Information Architecture (IA) is associated with how people cognitively process information in any Information systems. IA assists experts in the content structuring making it comprehensible and discoverable for the Information Systems users. An American architect and graphic designer, Richard Saul Wurman, is considered to be a founder of the IA field. Currently, there are many specialists working on IA development (https://www.iainstitute.org/what-is-ia).
Current WWW contains a massive amount of information which is hard to structure. Consider following facts:
- According to the executive summary published by IDC(https://www.emc.com/leadership/digital-universe/2014iview/executive-summary.htm, 2014), data is growing at a rapid pace and by 2020, the information generated by an individual person will approximate to 1.7 megabytes per second.
- The same report says, by 2020, the accumulated volume of data will increase from 4.4 zettabytes to 44 zettabytes.
- According to a report by ZDNet in 2015, (https://www.zdnet.com/article/the-internet-of-things-and-big-data-unlocking-the-power/, 2015), data scientists originally predicted the volume of data to be doubled every two years reaching 40 zettabytes by 2020. The number later bumped to 44 zettabytes taking IoT into considerations.
- A report by Techcrunch(https://techcrunch.com/2015/06/02/6-1b-smartphone-users-globally-by-2020-overtaking-basic-fixed-phone-subscriptions/, 2015) reports there will be 6.1 billion smartphone users by 2020.
- According to CISCO (https://www.cisco.com/c/en/us/solutions/internet-of-things/overview.html, 2015), in just five years, the quantity of smart connected devices will be more than 50 billion.
These statistics reveals prevalence of data and information available today in terms of smartphones, IoT, activity monitoring systems, and other Internet-enabled devices.

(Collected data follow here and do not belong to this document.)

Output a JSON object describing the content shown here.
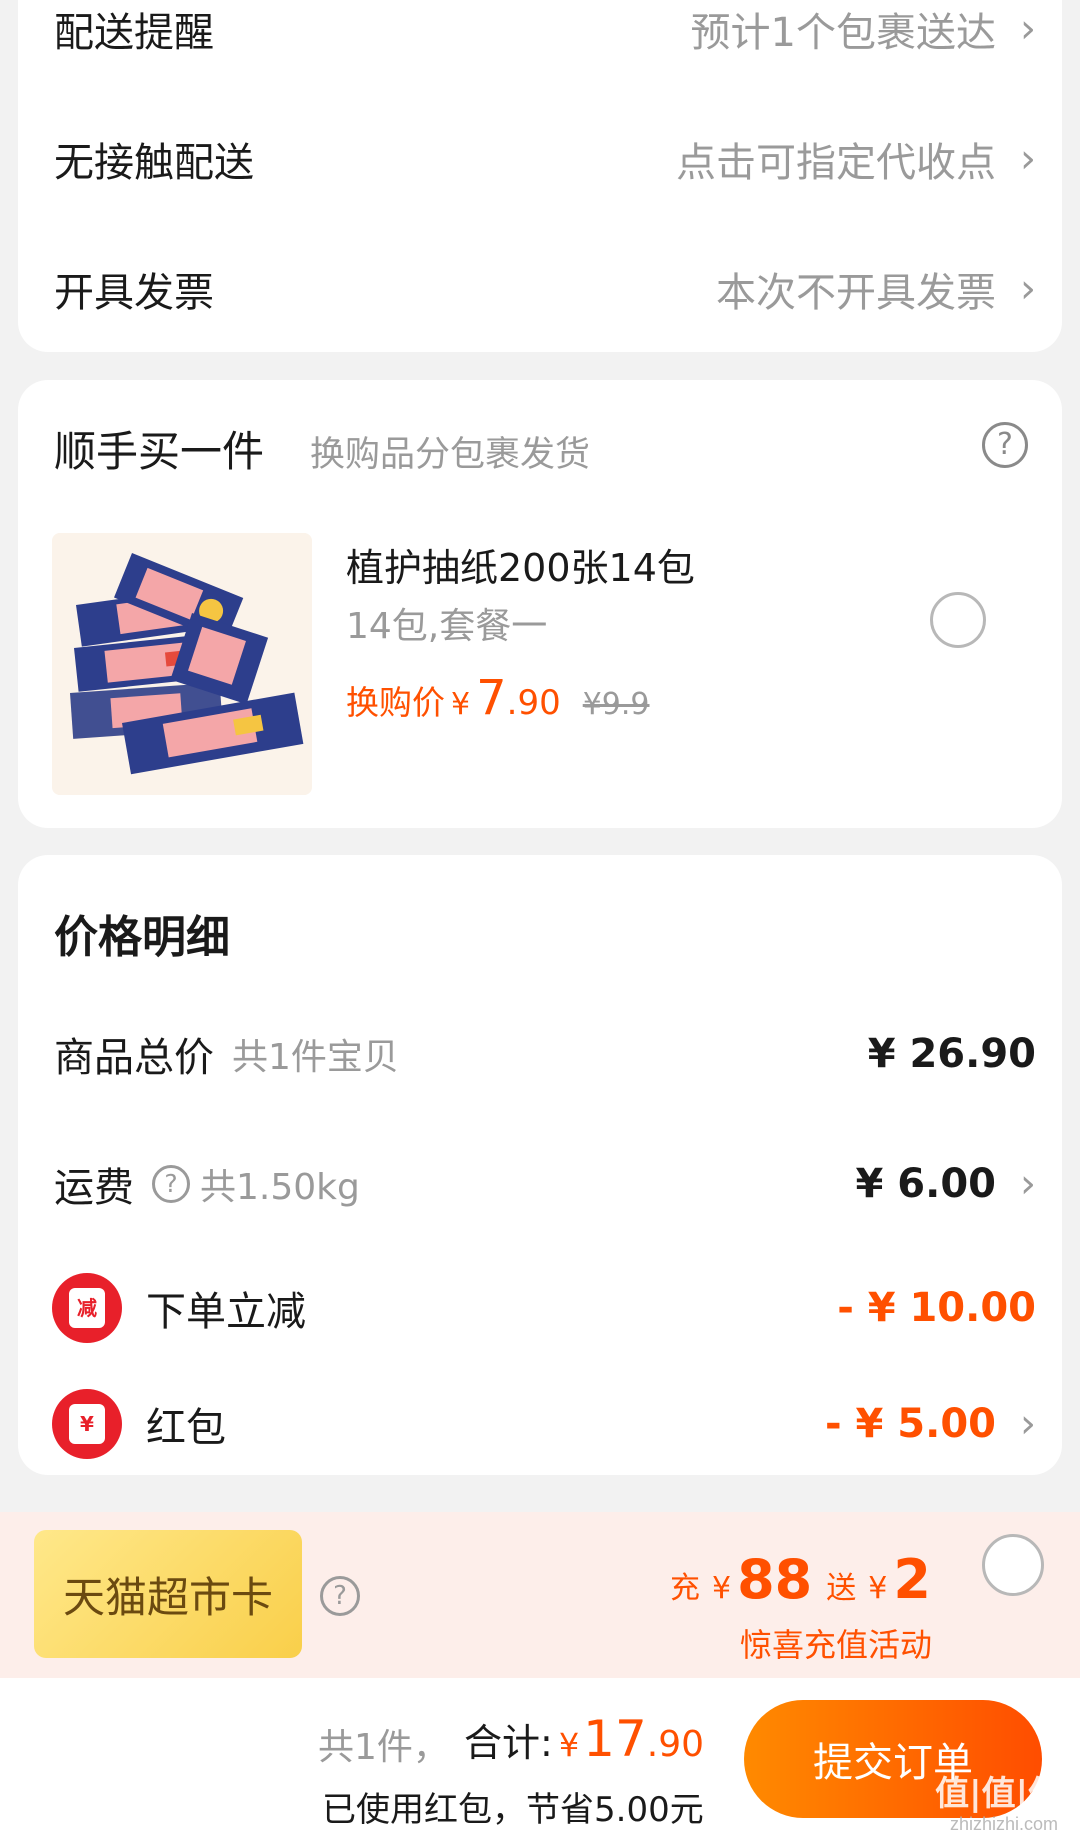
{
  "delivery": {
    "rows": [
      {
        "label": "配送提醒",
        "value": "预计1个包裹送达"
      },
      {
        "label": "无接触配送",
        "value": "点击可指定代收点"
      },
      {
        "label": "开具发票",
        "value": "本次不开具发票"
      }
    ]
  },
  "addon": {
    "title": "顺手买一件",
    "subtitle": "换购品分包裹发货",
    "help_icon": "?",
    "product": {
      "name": "植护抽纸200张14包",
      "spec": "14包,套餐一",
      "price_label": "换购价",
      "currency": "¥",
      "price_int": "7",
      "price_dec": ".90",
      "original_price": "¥9.9",
      "selected": false
    }
  },
  "price_detail": {
    "title": "价格明细",
    "items_total": {
      "label": "商品总价",
      "sub": "共1件宝贝",
      "amount": "¥ 26.90"
    },
    "shipping": {
      "label": "运费",
      "help_icon": "?",
      "sub": "共1.50kg",
      "amount": "¥ 6.00"
    },
    "discount": {
      "badge": "减",
      "label": "下单立减",
      "amount": "- ¥ 10.00"
    },
    "red_packet": {
      "badge": "¥",
      "label": "红包",
      "amount": "- ¥ 5.00"
    }
  },
  "tmall_card": {
    "name": "天猫超市卡",
    "help_icon": "?",
    "charge_label": "充",
    "charge_currency": "¥",
    "charge_amount": "88",
    "gift_label": "送",
    "gift_currency": "¥",
    "gift_amount": "2",
    "promo": "惊喜充值活动",
    "selected": false
  },
  "footer": {
    "count": "共1件，",
    "total_label": "合计:",
    "total_currency": "¥",
    "total_int": "17",
    "total_dec": ".90",
    "saved_text": "已使用红包，节省5.00元",
    "submit_label": "提交订单",
    "watermark": "值|值|值",
    "watermark_url": "zhizhizhi.com"
  },
  "colors": {
    "accent": "#ff5000",
    "badge_red": "#e8202a",
    "muted": "#9a9a9a"
  }
}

IoT and smart sensors powered ambient technologies have started to make our life better in many ways, however, it also introduces tremendous challenges. With such massive information available in place, it becomes complex to store, find and understand information readily. IA is the design principle that is inclined on making information discoverable and comprehensible. It solves information explosion by two different perspective:
- It reveals that our products and services are received as places made of languages.
- IA helps to make information residing in our IS discoverable and comprehensible.
Why IA matters?
- Cost of finding information is high.
- The cost NOT finding information might be even higher.
- The value of educating your customers about your new products
- The cost of construction is very high
- The cost of maintenance
- The cost of training
- The value of branding
IA is concerned with creating organisational and navigational schemes that allow the user to move through site content efficiently and effectively. The main objective of IA on the web is information retrieval:
- the design of the web applications should allow users to find information seamlessly.
- In addition to this, IA categorise the content into several sections providing fast access to the information. Such categorisation can be seen in two distinct ways:
- top-down approach and
- bottom-up approach.
It involves creating the architecture directly directly from an understanding of strategy plane considerations: product objectives and user needs. This approach starts with a broadest categories of possible content and functionality required to accomplish the strategic goals, and then breaking down the categories down into logical sub-categories.
A bottom-up architecture to IA derives categories and sub-categories by analyzing the content and functional requirements. Starting with the source material, items of the contents are grouped into logical categories, and then group those into higher level categories forming a structure that reflects our product objectives.
It is about:
- Information design: Information of websites, documents, software systems, images, mobile applications and more.
- Structuring, organising and labelling: Structuring into appropriate level of granularity. Organising is the process of grouping common components into logical and distinctive categories. Labelling means figuring out what to call those categories and the navigation structure element that lead to them.
- Finding and managing: Finding the correct information is the most crucial part of Information System. If user can not find right information by using browsing, searching and asking then Information System fails. Hence, organization is an important aspect.
Information ecology  describes three major components of IA - user, content and context. Most of the studies uses these components to argue about IA.
Users need information. This is the reason why they visit your Information Systems. This is the most important truism. Hence, it is essential to understand who end users are. In addition to this, we need to understand their needs. For example, a senior doctor using a medical system has different search preferences than a nurse. The administrator of the same system may need to access all the documents. In the same way, a manager just needs to get executive summary of the systems. Hence, understanding the users, their preferences, behaviours, level of access, roles and permission is essential in defining the structure of the system, search layout, content structure as well as designing adaptive content and layout. Having said that, what are the important questions that should be answered here:
- Do you know who’s is using your system?
- Do you know how they are using it?
- Do you know what information they want from your system?
Why is understanding context essential? Well, the most important argument that I can make here is, it answers the question, “what makes your system unique?“. Understanding business context correctly answers this question. Believe it or not, all digital systems have an organisational or business context, whether implicit or explicit. Each system has a goal, a mission, some strategy, staff, processes and procedures, physical systems, technology infrastructure, budget, and culture. This collective capabilities form a unique business context for your application.
Content is anything including documents, applications, schema, tables, meta data, figures, texts etc that end users are interested in. Some of the important aspects of the contents are:
- Ownership: Who owns the content?
- Format: What is the format in which the content is delivered in?
- Structure: How is the content structured? XML, JSON, HTML, RDFs etc.
- Metadata: Do you provide meta information with the content?
- Volume: How much content are you delivering?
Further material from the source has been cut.